Waggs didn’t know what to think. It could’ve been Nola. Or someone who visited after Nola. Hell, it could’ve been any of the ten thousand things that usually go wrong when someone has a traumatic brain injury. No way to know for sure.
Still staring at her phone, Waggs swiped back to the map with the other locations that Nola made special trips to over the past few weeks. Three places in total.
One down. Two to go.
47
“Does being back feel like a time machine, Mr. Zigarowski? Someone told me this was your old office.”
“It wasn’t,” Zig shot back. “Mine was down the hall, closer to Embalming. And the actual fallen. Where the real work gets done.”

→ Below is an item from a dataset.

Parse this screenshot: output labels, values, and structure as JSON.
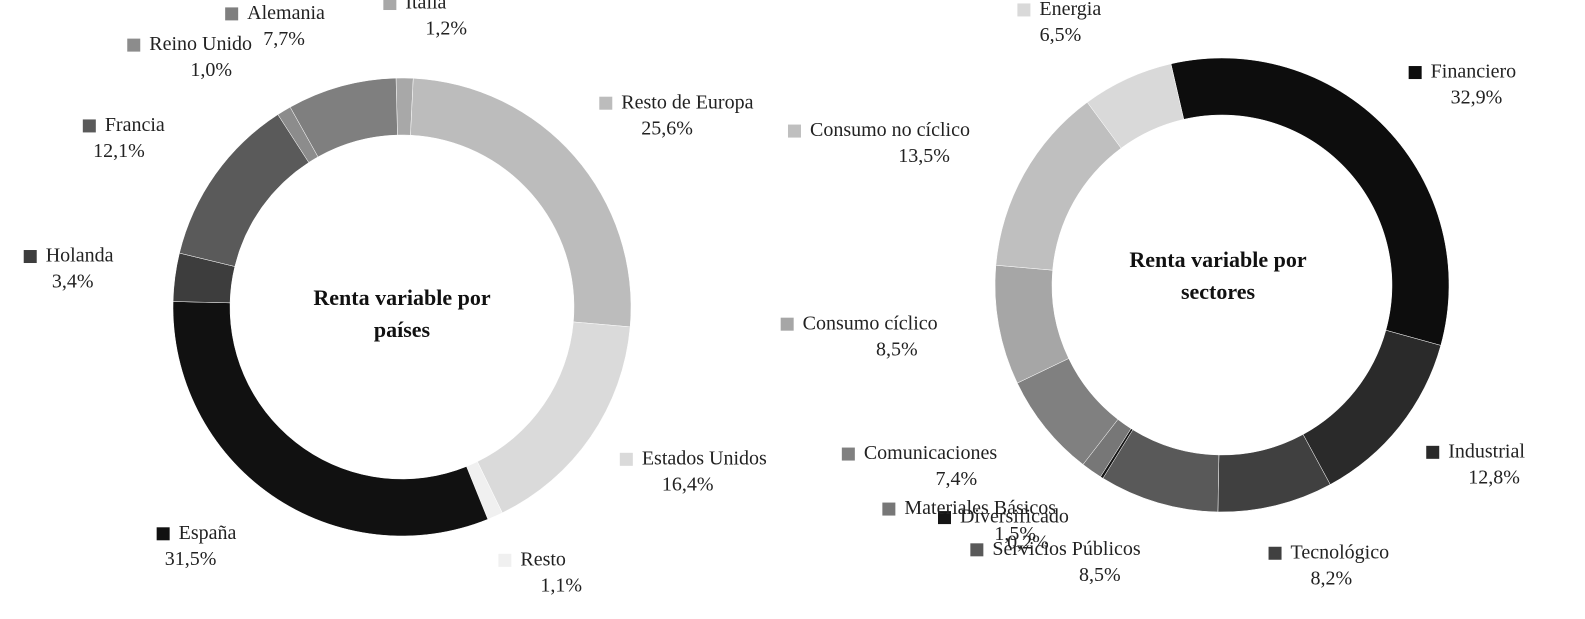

Colonel Whatley stayed all smiles, sitting at his immaculate desk, which was made of glass. Through the top, Zig could see O.J.’s legs, his chair, and his right hand, which held a staple remover that he was clicking like a tiny shark—chomp, chomp, chomp.
Like his predecessor, O.J. dedicated the left wall of his office to freestanding flags: American flag, Air Force flag, POW/MIA flag, and of course flags for Dover’s 436th and 512th Airlift Wings, each on its own flag stand, lined up like a firing squad. The only thing that had changed in the office was the ceiling.
Zig couldn’t see it until he got inside: above the desk, O.J. had removed two of the industrial ceiling tiles and replaced them with translucent ones that held a big full-color photo of what looked like a Hawaiian paradise, complete with crystal-blue water, palm trees, and an empty lounge chair with a coconut cocktail on one armrest and a purple orchid lei draped over the back. Zig had seen something similar in his dentist’s office. The hygienist said the ocean view helped people find calm. A simple trick so you don’t focus on the coming assault.
“You know, I’ve been to your funeral home,” the colonel said, his grin perfectly in place. “Must’ve been four, five years back—I don’t think you were working there yet. A friend of my grandfather— ninety-two years old, full life. Though all I really remember is everyone saying it used to be a Dairy Queen. I mean, a funeral home in an ice cream shop? What’s crazier?”